One of the worst areas of the city is Herries Road and Barnsley Road areas in Burngreave, where, the annual average for 2022 was 64 micrograms per metre cubed of nitrogen dioxide, compared to the European limit of 40.
Moreover, other dangerous substances like primary particulate matter (PPM) have been ignored, being described by Ms Hunt as “two hundred times smaller than a grain of sand” and can “cause cancers, dementia, heart disease, strokes, diabetes, poor development of brains in children”.
In a presentation put together by the group, they address the effect that air pollution has already had in Burngreave, with five local schools in the twelve most polluted school locations in Sheffield.

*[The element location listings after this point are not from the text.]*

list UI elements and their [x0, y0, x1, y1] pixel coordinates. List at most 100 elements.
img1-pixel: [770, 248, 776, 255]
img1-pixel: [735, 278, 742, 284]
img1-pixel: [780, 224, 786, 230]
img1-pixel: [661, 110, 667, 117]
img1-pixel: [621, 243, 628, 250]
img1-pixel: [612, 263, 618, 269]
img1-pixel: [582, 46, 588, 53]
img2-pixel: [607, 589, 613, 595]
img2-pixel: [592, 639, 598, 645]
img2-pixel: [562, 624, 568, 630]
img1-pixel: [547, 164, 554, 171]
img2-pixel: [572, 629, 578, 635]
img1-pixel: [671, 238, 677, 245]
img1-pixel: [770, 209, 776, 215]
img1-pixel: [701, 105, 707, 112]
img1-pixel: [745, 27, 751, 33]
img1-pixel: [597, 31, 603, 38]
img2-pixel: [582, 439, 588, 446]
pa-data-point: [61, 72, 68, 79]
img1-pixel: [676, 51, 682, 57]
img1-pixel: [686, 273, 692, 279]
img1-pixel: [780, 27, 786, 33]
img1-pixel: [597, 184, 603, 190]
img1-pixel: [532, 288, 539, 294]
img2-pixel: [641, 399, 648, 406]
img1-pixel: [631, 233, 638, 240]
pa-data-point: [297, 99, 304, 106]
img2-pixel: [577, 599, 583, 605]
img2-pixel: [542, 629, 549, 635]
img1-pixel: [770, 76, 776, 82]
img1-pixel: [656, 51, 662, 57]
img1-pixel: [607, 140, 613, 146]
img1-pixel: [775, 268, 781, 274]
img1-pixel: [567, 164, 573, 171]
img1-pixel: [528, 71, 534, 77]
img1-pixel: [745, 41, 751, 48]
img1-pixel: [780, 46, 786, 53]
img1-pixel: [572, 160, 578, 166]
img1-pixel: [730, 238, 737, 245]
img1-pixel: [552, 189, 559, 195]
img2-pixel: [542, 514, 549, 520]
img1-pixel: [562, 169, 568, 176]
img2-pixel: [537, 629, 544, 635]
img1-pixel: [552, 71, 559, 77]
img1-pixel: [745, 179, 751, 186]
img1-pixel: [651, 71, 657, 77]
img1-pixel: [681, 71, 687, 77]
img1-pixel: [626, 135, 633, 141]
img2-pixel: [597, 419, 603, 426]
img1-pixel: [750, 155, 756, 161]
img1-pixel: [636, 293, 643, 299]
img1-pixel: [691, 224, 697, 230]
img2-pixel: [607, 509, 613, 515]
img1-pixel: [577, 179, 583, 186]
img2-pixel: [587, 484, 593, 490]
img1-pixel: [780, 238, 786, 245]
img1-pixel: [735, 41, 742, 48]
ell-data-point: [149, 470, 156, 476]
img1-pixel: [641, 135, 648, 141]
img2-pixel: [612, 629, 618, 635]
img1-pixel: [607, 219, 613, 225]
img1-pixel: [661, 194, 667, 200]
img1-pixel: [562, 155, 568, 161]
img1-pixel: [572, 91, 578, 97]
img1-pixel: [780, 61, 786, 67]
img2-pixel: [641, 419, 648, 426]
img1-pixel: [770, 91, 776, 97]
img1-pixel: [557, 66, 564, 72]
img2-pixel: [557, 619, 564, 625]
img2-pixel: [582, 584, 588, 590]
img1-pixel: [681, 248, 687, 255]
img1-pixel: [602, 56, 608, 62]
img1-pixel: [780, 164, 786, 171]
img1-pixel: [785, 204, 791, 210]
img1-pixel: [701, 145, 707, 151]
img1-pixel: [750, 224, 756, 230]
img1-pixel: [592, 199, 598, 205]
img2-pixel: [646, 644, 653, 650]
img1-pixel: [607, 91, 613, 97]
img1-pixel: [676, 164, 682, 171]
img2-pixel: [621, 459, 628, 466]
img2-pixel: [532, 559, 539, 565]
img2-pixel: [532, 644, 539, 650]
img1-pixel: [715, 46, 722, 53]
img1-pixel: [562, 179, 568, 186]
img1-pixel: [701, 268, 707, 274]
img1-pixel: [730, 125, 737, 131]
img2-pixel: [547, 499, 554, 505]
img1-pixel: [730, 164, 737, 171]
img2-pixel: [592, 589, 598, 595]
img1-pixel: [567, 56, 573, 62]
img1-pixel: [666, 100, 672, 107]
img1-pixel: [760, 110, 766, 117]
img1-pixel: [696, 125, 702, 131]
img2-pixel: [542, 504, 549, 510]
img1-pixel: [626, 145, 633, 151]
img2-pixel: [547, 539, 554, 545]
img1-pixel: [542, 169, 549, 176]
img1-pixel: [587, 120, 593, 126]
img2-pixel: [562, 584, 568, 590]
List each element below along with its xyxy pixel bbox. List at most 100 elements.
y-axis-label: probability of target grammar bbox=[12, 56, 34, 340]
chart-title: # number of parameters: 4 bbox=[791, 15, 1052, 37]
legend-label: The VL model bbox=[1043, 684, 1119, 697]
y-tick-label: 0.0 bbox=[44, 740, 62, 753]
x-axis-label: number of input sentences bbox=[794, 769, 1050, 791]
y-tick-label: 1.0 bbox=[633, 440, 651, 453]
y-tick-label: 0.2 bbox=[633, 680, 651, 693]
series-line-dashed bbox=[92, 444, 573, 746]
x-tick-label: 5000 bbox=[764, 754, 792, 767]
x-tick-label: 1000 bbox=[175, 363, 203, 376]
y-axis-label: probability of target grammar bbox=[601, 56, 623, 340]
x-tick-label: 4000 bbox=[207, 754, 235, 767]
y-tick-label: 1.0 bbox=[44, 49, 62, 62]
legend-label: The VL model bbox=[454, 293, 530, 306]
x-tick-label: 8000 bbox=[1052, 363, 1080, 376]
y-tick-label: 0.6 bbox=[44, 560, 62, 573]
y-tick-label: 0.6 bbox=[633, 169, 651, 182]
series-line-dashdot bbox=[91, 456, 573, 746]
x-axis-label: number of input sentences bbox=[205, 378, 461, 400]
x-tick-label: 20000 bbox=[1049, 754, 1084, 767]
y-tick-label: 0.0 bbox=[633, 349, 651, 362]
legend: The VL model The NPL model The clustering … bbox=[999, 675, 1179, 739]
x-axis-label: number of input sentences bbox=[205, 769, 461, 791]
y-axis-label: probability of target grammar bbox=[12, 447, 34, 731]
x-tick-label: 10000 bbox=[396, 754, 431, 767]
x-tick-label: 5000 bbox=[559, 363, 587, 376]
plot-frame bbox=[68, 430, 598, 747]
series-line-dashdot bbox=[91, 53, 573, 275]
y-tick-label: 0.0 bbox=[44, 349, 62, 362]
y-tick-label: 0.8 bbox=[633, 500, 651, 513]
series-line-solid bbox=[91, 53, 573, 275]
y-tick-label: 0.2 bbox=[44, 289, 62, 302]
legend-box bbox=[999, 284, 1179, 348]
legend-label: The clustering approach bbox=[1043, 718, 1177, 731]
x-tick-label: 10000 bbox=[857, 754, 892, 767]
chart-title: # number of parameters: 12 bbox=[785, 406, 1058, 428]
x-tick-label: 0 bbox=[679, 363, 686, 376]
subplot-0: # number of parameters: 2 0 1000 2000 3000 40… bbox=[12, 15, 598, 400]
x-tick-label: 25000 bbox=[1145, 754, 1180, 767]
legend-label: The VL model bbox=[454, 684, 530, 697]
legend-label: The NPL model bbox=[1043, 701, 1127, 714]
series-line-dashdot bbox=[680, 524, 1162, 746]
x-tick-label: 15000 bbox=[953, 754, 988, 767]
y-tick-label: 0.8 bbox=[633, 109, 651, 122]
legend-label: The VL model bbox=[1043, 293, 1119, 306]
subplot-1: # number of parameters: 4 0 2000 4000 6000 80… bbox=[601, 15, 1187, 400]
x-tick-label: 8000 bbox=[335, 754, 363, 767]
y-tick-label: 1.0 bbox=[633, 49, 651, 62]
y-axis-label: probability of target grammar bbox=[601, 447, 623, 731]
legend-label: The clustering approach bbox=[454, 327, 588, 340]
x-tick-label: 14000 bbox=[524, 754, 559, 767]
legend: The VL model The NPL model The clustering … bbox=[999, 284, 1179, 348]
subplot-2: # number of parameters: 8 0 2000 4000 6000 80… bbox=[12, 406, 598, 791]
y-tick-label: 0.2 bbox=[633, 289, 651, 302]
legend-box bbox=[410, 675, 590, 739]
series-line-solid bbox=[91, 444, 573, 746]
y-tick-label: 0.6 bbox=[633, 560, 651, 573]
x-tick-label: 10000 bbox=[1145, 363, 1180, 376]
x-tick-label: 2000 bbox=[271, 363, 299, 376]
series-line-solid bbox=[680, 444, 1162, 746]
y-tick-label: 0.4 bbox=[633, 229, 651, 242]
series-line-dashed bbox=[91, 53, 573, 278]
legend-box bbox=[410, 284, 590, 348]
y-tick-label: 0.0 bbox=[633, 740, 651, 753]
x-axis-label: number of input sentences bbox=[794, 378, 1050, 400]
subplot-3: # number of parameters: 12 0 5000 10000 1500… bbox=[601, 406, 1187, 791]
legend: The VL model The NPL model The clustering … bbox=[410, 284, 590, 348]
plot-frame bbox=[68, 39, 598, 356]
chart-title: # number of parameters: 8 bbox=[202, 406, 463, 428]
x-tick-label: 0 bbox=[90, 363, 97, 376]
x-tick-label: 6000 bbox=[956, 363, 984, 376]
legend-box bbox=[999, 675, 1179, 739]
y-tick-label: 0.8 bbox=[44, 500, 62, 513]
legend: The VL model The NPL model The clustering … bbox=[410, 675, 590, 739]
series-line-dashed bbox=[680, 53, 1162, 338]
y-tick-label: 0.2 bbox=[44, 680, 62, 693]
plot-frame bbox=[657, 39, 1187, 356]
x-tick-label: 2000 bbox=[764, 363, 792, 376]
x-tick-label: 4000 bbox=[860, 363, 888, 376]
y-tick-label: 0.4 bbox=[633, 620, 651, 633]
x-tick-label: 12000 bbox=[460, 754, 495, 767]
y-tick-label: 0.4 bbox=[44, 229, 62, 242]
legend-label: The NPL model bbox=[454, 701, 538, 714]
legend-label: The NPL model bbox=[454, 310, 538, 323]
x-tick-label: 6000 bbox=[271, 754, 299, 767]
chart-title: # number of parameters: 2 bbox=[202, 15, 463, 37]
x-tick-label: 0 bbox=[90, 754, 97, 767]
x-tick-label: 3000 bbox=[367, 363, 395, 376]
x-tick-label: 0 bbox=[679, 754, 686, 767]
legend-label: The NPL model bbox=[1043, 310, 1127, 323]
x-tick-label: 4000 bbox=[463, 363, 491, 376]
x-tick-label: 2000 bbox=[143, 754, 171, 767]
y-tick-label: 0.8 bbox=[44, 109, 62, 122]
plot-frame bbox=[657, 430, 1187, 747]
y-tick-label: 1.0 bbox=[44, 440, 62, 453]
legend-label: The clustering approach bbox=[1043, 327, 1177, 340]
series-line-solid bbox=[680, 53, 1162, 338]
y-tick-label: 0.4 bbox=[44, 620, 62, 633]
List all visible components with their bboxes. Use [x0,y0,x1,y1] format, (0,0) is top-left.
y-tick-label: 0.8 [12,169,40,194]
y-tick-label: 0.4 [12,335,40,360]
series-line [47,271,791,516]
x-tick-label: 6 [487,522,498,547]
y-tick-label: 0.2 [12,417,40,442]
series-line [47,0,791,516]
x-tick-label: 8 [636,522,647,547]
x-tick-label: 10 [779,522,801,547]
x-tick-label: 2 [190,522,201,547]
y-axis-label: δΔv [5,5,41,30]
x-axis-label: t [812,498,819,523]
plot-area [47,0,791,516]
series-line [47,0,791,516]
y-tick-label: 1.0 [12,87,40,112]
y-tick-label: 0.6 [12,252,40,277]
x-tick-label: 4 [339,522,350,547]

This is made worse by the fact that the issue causes severe health problems for children in particular; with breathing issues created and mental development impacted.
Ms Hunt also questioned the nature of the new Clean Air policy, “Is it just to make money for a struggling council?”, and pointed out it excluded the most environmentally struggling areas.
The idea to “Let Burngreave breathe!” also means promoting other means of helping the environment like encouraging communities to walk and cycle.
Burngreave Air Campaign welcomes supporters on their Facebook group and can be contacted via email@example.com for more information.
At the time of publication, Sheffield City Council has not responded to questions on the future of the CAZ and whether it may be extended to include wards such as Burngreave in the future.